I hid alongside a brick wall, in an alcove, hidden behind a bush, out of reach of electronic lassos. I had to tell Lacey—but I knew instinctively if I touched my phone now, it would explode.
What if—I didn’t touch it? What if I just left it in my pocket and used it, like I’d been playing Juicejam?
I took several deep breaths first and then found it, inside my bag, with my powers.
Just sitting there, curled up like a sparkly electronic kitten.
I touched it with my mind and felt the press into its charges, like I was petting one of the Persians on Lacey’s ceiling, and turned it on, seeing it sparkle ever so slightly brighter.
Message screen. Lacey’s name. Keyboard.
It was amazing how soft it felt to move things, when it hurt my brain so much.
Lacey—people are saying you and Danny hooked up.
Was it him?
I felt the potential of the message there, waiting, until I pushed it off and saw it go, a flash of green.
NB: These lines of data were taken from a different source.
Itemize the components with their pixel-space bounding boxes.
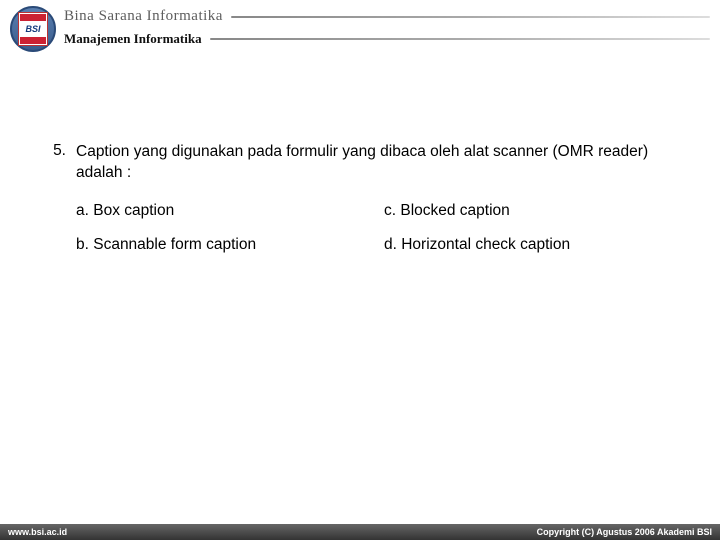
org-line: Bina Sarana Informatika xyxy=(64,8,710,25)
slide-footer: www.bsi.ac.id Copyright (C) Agustus 2006… xyxy=(0,524,720,540)
option-a: a. Box caption xyxy=(76,202,364,220)
header-text-block: Bina Sarana Informatika Manajemen Inform… xyxy=(64,6,710,47)
question-row: 5. Caption yang digunakan pada formulir … xyxy=(48,142,672,184)
logo-text: BSI xyxy=(20,25,46,34)
slide-content: 5. Caption yang digunakan pada formulir … xyxy=(0,62,720,254)
slide-header: BSI Bina Sarana Informatika Manajemen In… xyxy=(0,0,720,62)
option-c: c. Blocked caption xyxy=(384,202,672,220)
option-d: d. Horizontal check caption xyxy=(384,236,672,254)
bsi-logo-inner: BSI xyxy=(18,12,48,46)
dept-line: Manajemen Informatika xyxy=(64,31,710,47)
department-name: Manajemen Informatika xyxy=(64,31,202,47)
org-rule xyxy=(231,16,710,18)
option-b: b. Scannable form caption xyxy=(76,236,364,254)
question-number: 5. xyxy=(48,142,76,160)
question-text: Caption yang digunakan pada formulir yan… xyxy=(76,142,672,184)
options-grid: a. Box caption c. Blocked caption b. Sca… xyxy=(76,202,672,254)
footer-url: www.bsi.ac.id xyxy=(8,527,67,537)
bsi-logo: BSI xyxy=(10,6,56,52)
org-name: Bina Sarana Informatika xyxy=(64,8,223,25)
dept-rule xyxy=(210,38,710,40)
footer-copyright: Copyright (C) Agustus 2006 Akademi BSI xyxy=(537,527,712,537)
And then, upon reflection, I added:
When they say that—what do you want me to say?
I waited thirty seconds. I was calm enough now—I reached back into my pocket and pulled out my phone, and sure enough, I’d really sent it.
Just by thinking. I waited another half a minute—but I couldn’t hide in the bushes all day.
I walked back inside with the volume of my phone turned off.
When she texted me back I knew I would know.
Ms. Liebel let me back in the room after I apologized and claimed to have had a stomach complaint. Everyone in the class snickered, but I didn’t care, I just sat back next to Sarah.
“Drama queen much?” she whispered. I ignored her.